Entre as que tenho usado para melhor refletir e tentar fundamentar minhas leituras.

1. AQUINO, Tomas. O ente e a essência. Petrópolis- RJ: Editora Vozes, 2013.

“Marco entre as várias obras do autor, o livro adota posições que decidem, em grande parte, o destino do pensamento ao qual dá forma - o ente, o ser, a substância em suas divisões e em sua individuação, o acidente e as relações de tudo isto com as intenções lógicas. Uma obra de juventude, decisiva na medida em que torna transparente as diretrizes gerais da metafísica.”

2. GILSON, Étienne.  O ser e a essência. São Paulo: Editora Paulus, 2016.

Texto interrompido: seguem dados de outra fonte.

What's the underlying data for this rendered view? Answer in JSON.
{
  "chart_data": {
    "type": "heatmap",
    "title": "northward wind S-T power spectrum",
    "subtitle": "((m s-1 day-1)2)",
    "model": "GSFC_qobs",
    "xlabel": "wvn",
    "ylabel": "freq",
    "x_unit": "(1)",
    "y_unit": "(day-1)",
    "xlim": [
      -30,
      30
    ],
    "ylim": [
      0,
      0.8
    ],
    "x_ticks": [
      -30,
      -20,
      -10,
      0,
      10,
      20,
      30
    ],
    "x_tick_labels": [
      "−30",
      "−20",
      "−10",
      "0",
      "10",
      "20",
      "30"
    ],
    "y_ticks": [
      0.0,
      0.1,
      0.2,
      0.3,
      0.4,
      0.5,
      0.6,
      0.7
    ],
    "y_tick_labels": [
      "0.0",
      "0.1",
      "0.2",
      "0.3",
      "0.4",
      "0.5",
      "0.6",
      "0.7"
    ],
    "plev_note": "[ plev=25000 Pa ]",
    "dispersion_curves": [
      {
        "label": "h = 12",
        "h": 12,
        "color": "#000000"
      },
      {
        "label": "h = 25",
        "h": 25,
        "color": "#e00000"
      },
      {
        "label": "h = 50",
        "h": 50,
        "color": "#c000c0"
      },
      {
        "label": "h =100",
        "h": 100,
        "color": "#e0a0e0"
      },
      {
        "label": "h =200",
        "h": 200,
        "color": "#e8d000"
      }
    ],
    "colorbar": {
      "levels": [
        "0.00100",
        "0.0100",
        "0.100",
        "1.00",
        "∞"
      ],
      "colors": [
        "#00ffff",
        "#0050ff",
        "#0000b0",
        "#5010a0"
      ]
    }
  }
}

“Foi com a publicação de O ser e a essência (1948) que Gilson verdadeiramente irrompeu no debate filosófico contemporâneo, constrangendo muitos [...] a admitir que esta pequena palavra, ser , que certa tradição idealista havia tentado inutilmente banir do vocabulário filosófico, abrigava, talvez, se não o destino do Ocidente , ao menos o lugar de uma de suas mais antigas e constantes querelas. Muitos se convenceram, ao ler Gilson, de que São Tomás teria ocupado nesse debate um lugar no mínimo original e importante, o qual não poderia mais ser ignorado, ainda mais – e sobretudo – ao se querer tomar partido na polêmica que então o existencialismo conduzia contra o suposto essencialismo de toda a tradição. Em suma, independentemente de suas virtudes próprias, este livro, desta vez reconhecido imediatamente como um livro de um filósofo, ainda que também seja um livro de historiador, teve, ao mesmo tempo, o mérito e a sorte de vir em boa hora, de responder à expectativa difusa de um público filosófico que acabava de descobrir, [...] a importância e – poder-se-ia dizer – a atualidade persistente da questão- o que é o ser?”

3. HADOT, Pierre. A filosofia como maneira de viver: entrevistas de Jeannie Carlier e Arnold I. Davidson. (Trad. Lara Christina de Malimpensa). São Paulo: É Realizações, 2016.

“Em uma série de entrevistas com Arnold I. Davidson e Jeannie Carlier, Pierre Hadot revela as chaves de seu itinerário de vida e de seu pensamento filosófico. Com base em suas reflexões sobre a filosofia antiga, Hadot descobre uma maneira de filosofar segundo a qual fazer filosofia não consiste em resolver problemas abstratos, mas em melhorar nossa forma de viver. O gênero da entrevista permite ao leitor penetrar de forma amena no pensamento de Hadot."

4. ______. Exercícios espirituais e filosofia antiga. Trad. Flavio Fontenelle Loque e Loraine Oliveira. Prefácio de Davidson, Arnold. São Paulo: É Realizações, 2014.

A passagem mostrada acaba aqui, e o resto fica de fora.